In his assessment, Pierluisi underscored the removal of the provisions empowering the board to impose recommendations over the objection of the Puerto Rico government and to issue binding regulations, both of which were clearly inappropriate and anti-democratic — which were part of the original draft.
He also noted the clear-cut language establishing when the duties of the board would terminate, which depend on conditions being met, including having a balanced budget for four consecutive years. The new bill also eliminates penalties on Puerto Rico government officials who violated board orders, instead vesting decisions about administrative discipline to the island’s governor.

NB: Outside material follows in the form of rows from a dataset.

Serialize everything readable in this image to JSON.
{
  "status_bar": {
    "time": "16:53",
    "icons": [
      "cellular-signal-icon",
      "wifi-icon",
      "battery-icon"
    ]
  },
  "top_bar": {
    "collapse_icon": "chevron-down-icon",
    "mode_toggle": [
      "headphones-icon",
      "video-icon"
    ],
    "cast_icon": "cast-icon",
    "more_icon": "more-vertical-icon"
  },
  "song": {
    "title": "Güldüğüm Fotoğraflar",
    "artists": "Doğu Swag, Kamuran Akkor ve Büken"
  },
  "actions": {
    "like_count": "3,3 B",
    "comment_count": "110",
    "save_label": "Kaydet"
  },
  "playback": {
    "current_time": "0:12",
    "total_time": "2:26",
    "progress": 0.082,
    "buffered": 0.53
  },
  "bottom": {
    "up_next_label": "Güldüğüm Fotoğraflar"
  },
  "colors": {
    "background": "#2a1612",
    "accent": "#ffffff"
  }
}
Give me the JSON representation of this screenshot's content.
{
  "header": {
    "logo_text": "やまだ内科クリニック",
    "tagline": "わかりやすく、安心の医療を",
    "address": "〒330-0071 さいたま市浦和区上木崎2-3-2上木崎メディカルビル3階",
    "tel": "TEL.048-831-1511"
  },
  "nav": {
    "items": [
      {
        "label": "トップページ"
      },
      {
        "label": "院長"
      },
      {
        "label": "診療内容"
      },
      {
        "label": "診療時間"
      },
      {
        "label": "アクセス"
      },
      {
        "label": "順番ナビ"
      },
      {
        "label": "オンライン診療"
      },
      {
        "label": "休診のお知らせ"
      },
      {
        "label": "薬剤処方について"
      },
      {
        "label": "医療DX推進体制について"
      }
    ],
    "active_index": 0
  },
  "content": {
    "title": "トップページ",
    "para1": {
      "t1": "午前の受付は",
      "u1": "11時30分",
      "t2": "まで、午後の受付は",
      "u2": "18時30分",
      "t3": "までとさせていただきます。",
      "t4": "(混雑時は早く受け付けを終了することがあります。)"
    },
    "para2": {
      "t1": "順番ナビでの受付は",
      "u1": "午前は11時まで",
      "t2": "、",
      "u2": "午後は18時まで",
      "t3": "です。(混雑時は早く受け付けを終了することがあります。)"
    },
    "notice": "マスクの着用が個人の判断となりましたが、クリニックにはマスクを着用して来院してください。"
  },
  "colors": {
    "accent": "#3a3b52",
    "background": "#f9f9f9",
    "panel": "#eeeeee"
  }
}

Board will run with 7 members, serving 3-year terms
The proposed board will have seven members who will serve three-year terms, all of which will be appointed by the president — two from a list provided by the House Speaker (including at least one member from Puerto Rico); two from a list provided by the Senate Majority Leader; one from a list provided by the House Minority Leader; one from a list provided by the Senate Minority Leader; and one that requires that the president selects on their own.
Representatives Nydia M. Velázquez (D-NY-7) expressed concern over the minimum wage provisions contained in the bill, which she said could spur further migration off the island by exempting the labor force from federal protections. She also balked at the provision to transfer 3,100 acres of federal land to Puerto Rico.
“I believe that we need to incorporate protections to ensure that this land is not sold and used to make a ‘quick buck’ by private developers,” she said.
She also expressed disappointment over the inclusion of what she called “roadblocks to restructuring.”
“Section 206(b) requires that five Board members vote for restructuring. Given that four Board members will be appointed by Republicans, there is significant reason to believe that restructuring authority will never be granted,” she said
“This concern is compounded by section 601, a new provision, which adds a collective action clause to the bill. This clause requires two-thirds of creditors to voluntarily agree to restructure their debt, a hurdle that is not realistically achievable,” Velázquez said.
Without enough votes from the Democratic delegation in Congress, the bill presented Tuesday is at risk of not passing.
““For this bill to be effective and garner my support, the restructuring tools must be accessible to the island. In the bill’s current form, restructuring remains outside of Puerto Rico’s reach. I will continue working with my colleagues to improve the bill with the hope of reaching an agreement that benefits Puerto Rico,” she said.
A hearing on the bill is slated to take place this morning, with a subsequent mark-up session scheduled for Thurday.